In 1932, the Political and Social Surveillance Section (Secção de Vigilância Política e Social) of the Portuguese International Police was created, responsible for preventing and combating crimes of a political and social nature. Through Decree No. 22 151 of January 23, 1933, the Political and Social Surveillance Section was transformed into the Political and Social Defense Police (Polícia de Defesa Política e Social), becoming independent of the International Police.

By Decree-Law No. 22 992 of August 29, 1933, the Portuguese International Police and the Political and Social Defense Police were once again merged into a single body that became the State Surveillance and Defense Police (Polícia de Vigilância e Defesa do Estado) (PVDE). The PVDE included an International Section which was responsible for verifying the entry, stay and exit of foreigners from the National Territory, their detention if they were deemed undesirable, fighting against espionage, and collaboration with the police of other countries.

In 1945, through Decree-Law No. 35 046 of October 22, the PVDE was transformed into the International and State Defense Police (Polícia Internacional e de Defesa do Estado) (PIDE). PIDE was entrusted with administrative functions and functions to prevent and combat crime. As part of its administrative functions, PIDE was responsible for immigration and passport services, land border, sea and air border services and for foreigners' stay and stay service in Portugal. As part of its functions to prevent and combat crime, it was incumbent upon PIDE to prepare preparatory documents for crimes related to the illegal entry and stay of foreigners in Portugal, border protection against criminal activities crimes of illegal emigration, and crimes against the internal and external security of the State.

PIDE was disbanded in 1969, by Decree-Law no. 49 401 of November 24, and the General Directorate for Security (Direcção-Geral de Segurança) (DGS) was created in its place. The DGS included the Directorate of Foreigners and Border Services (Direção dos Serviços de Estrangeiros e Fronteiras), the basis of the current service which was created in 1974.

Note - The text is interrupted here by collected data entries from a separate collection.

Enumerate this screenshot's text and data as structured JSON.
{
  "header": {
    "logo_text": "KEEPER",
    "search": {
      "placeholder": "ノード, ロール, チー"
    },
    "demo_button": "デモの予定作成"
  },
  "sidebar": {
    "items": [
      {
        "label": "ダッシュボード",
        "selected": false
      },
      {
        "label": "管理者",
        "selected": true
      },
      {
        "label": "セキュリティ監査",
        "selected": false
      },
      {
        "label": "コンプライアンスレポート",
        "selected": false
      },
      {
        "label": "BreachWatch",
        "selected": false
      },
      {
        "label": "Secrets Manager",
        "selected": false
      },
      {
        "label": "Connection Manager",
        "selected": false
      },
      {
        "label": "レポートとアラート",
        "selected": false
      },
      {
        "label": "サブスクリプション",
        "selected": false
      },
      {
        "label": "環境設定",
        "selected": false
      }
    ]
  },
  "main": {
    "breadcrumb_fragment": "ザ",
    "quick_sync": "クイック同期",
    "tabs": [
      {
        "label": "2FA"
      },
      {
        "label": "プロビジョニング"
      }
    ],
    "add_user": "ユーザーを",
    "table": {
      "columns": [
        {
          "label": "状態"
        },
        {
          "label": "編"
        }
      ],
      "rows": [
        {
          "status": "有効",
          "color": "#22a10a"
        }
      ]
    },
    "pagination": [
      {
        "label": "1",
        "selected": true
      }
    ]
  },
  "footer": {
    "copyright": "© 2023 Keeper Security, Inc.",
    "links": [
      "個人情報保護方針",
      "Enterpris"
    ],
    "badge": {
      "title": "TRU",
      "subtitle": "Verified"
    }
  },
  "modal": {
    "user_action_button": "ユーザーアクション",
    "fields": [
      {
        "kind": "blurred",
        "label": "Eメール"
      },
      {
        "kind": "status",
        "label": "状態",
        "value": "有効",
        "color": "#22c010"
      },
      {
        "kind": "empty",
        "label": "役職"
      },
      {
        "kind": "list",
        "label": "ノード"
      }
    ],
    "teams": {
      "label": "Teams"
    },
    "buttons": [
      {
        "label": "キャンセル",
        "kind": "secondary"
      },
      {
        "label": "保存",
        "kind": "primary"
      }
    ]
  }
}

In 2023, Portugal's government approved the abolition of the SEF.

==Controversy==
In 2020, 42-year old Ukrainian Ihor Homeniuk was beaten to death while in the SEF's custody at Lisbon Airport; in 2021, three SEF officers – Duarte Laja, Luís Silva and Bruno Sousa – were found guilty of inflicting serious bodily harm that ultimately led to Homeniuk's death and sentenced to several years in jail.